Refleksi Hardiknas 2025: Mengapa Integritas Pendidikan Indonesia Harus Menjadi Prioritas Utama?
Merosotnya integritas pendidikan Indonesia, ditandai dengan rendahnya skor SPI dan maraknya praktik tidak jujur, menjadi tantangan serius yang membutuhkan refleksi mendalam dan solusi komprehensif.

Kementerian Pendidikan Dasar dan Menengah memperingati Hari Pendidikan Nasional dengan tema 'Partisipasi Semesta Wujudkan Pendidikan Bermutu Untuk Semua'. Namun, di tengah perayaan tersebut, data Survei Penilaian Integritas (SPI) tahun 2024 dari KPK menunjukkan penurunan signifikan skor integritas pendidikan, dari 73,7 pada 2023 menjadi 69,50. Penurunan ini terjadi di 36.888 satuan pendidikan di 507 kabupaten/kota dari 38 provinsi, melibatkan 449.865 responden. Kondisi ini mengkhawatirkan dan membutuhkan tindakan nyata untuk memperbaiki integritas pendidikan nasional.

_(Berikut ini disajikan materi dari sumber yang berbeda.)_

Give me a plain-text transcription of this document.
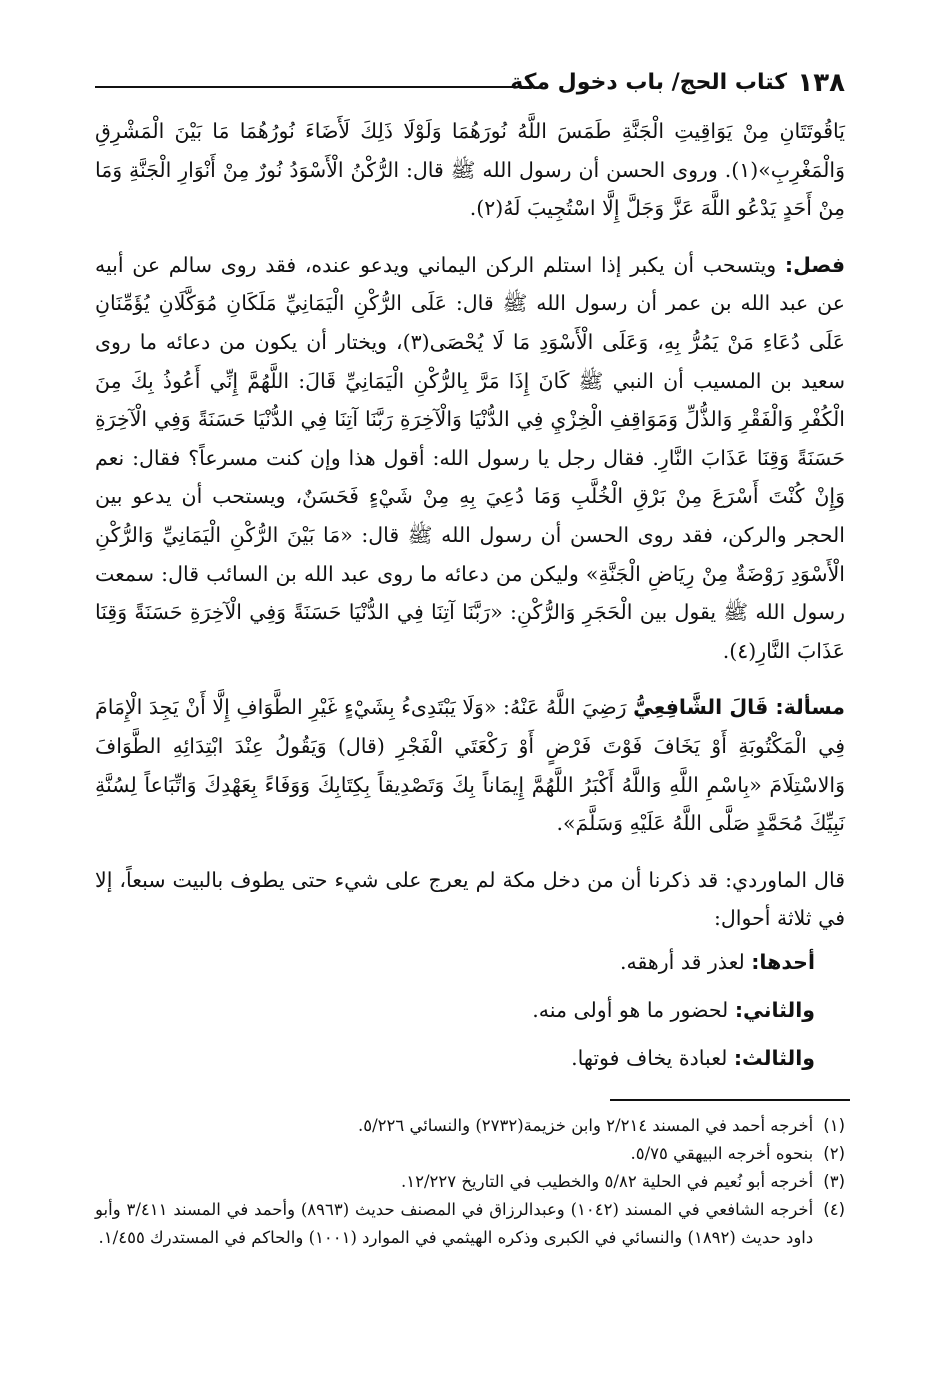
١٣٨
كتاب الحج/ باب دخول مكة

يَاقُوتَتَانِ مِنْ يَوَاقِيتِ الْجَنَّةِ طَمَسَ اللَّهُ نُورَهُمَا وَلَوْلَا ذَلِكَ لَأَضَاءَ نُورُهُمَا مَا بَيْنَ الْمَشْرِقِ وَالْمَغْرِبِ»(١). وروى الحسن أن رسول الله ﷺ قال: الرُّكْنُ الْأَسْوَدُ نُورٌ مِنْ أَنْوَارِ الْجَنَّةِ وَمَا مِنْ أَحَدٍ يَدْعُو اللَّهَ عَزَّ وَجَلَّ إِلَّا اسْتُجِيبَ لَهُ(٢).

فصل: ويتسحب أن يكبر إذا استلم الركن اليماني ويدعو عنده، فقد روى سالم عن أبيه عن عبد الله بن عمر أن رسول الله ﷺ قال: عَلَى الرُّكْنِ الْيَمَانِيِّ مَلَكَانِ مُوَكَّلَانِ يُؤَمِّنَانِ عَلَى دُعَاءِ مَنْ يَمُرُّ بِهِ، وَعَلَى الْأَسْوَدِ مَا لَا يُحْصَى(٣)، ويختار أن يكون من دعائه ما روى سعيد بن المسيب أن النبي ﷺ كَانَ إِذَا مَرَّ بِالرُّكْنِ الْيَمَانِيِّ قَالَ: اللَّهُمَّ إِنِّي أَعُوذُ بِكَ مِنَ الْكُفْرِ وَالْفَقْرِ وَالذُّلِّ وَمَوَاقِفِ الْخِزْيِ فِي الدُّنْيَا وَالْآخِرَةِ رَبَّنَا آتِنَا فِي الدُّنْيَا حَسَنَةً وَفِي الْآخِرَةِ حَسَنَةً وَقِنَا عَذَابَ النَّارِ. فقال رجل يا رسول الله: أقول هذا وإن كنت مسرعاً؟ فقال: نعم وَإِنْ كُنْتَ أَسْرَعَ مِنْ بَرْقِ الْخُلَّبِ وَمَا دُعِيَ بِهِ مِنْ شَيْءٍ فَحَسَنٌ، ويستحب أن يدعو بين الحجر والركن، فقد روى الحسن أن رسول الله ﷺ قال: «مَا بَيْنَ الرُّكْنِ الْيَمَانِيِّ وَالرُّكْنِ الْأَسْوَدِ رَوْضَةٌ مِنْ رِيَاضِ الْجَنَّةِ» وليكن من دعائه ما روى عبد الله بن السائب قال: سمعت رسول الله ﷺ يقول بين الْحَجَرِ وَالرُّكْنِ: «رَبَّنَا آتِنَا فِي الدُّنْيَا حَسَنَةً وَفِي الْآخِرَةِ حَسَنَةً وَقِنَا عَذَابَ النَّارِ(٤).

مسألة: قَالَ الشَّافِعِيُّ رَضِيَ اللَّهُ عَنْهُ: «وَلَا يَبْتَدِىءُ بِشَيْءٍ غَيْرِ الطَّوَافِ إِلَّا أَنْ يَجِدَ الْإِمَامَ فِي الْمَكْتُوبَةِ أَوْ يَخَافَ فَوْتَ فَرْضٍ أَوْ رَكْعَتَي الْفَجْرِ (قال) وَيَقُولُ عِنْدَ ابْتِدَائِهِ الطَّوَافَ وَالاسْتِلَامَ «بِاسْمِ اللَّهِ وَاللَّهُ أَكْبَرُ اللَّهُمَّ إِيمَاناً بِكَ وَتَصْدِيقاً بِكِتَابِكَ وَوَفَاءً بِعَهْدِكَ وَاتِّبَاعاً لِسُنَّةِ نَبِيِّكَ مُحَمَّدٍ صَلَّى اللَّهُ عَلَيْهِ وَسَلَّمَ».

قال الماوردي: قد ذكرنا أن من دخل مكة لم يعرج على شيء حتى يطوف بالبيت سبعاً، إلا في ثلاثة أحوال:

أحدها: لعذر قد أرهقه.
والثاني: لحضور ما هو أولى منه.
والثالث: لعبادة يخاف فوتها.

(١)
أخرجه أحمد في المسند ٢/٢١٤ وابن خزيمة(٢٧٣٢) والنسائي ٥/٢٢٦.

(٢)
بنحوه أخرجه البيهقي ٥/٧٥.

(٣)
أخرجه أبو نُعيم في الحلية ٥/٨٢ والخطيب في التاريخ ١٢/٢٢٧.

(٤)
أخرجه الشافعي في المسند (١٠٤٢) وعبدالرزاق في المصنف حديث (٨٩٦٣) وأحمد في المسند ٣/٤١١ وأبو داود حديث (١٨٩٢) والنسائي في الكبرى وذكره الهيثمي في الموارد (١٠٠١) والحاكم في المستدرك ١/٤٥٥.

Penurunan skor SPI mengindikasikan bahwa internalisasi nilai-nilai integritas belum berjalan optimal. Praktik menyontek merajalela di 78 persen sekolah dan 98 persen kampus. Ketidakdisiplinan akademik juga tinggi, dialami 45 persen siswa dan 84 persen mahasiswa. Bahkan, praktik gratifikasi ditemukan di 22 persen sekolah, di mana guru menerima 'bingkisan' untuk nilai atau kelulusan siswa. Fakta ini menunjukkan adanya krisis integritas yang perlu ditangani secara serius.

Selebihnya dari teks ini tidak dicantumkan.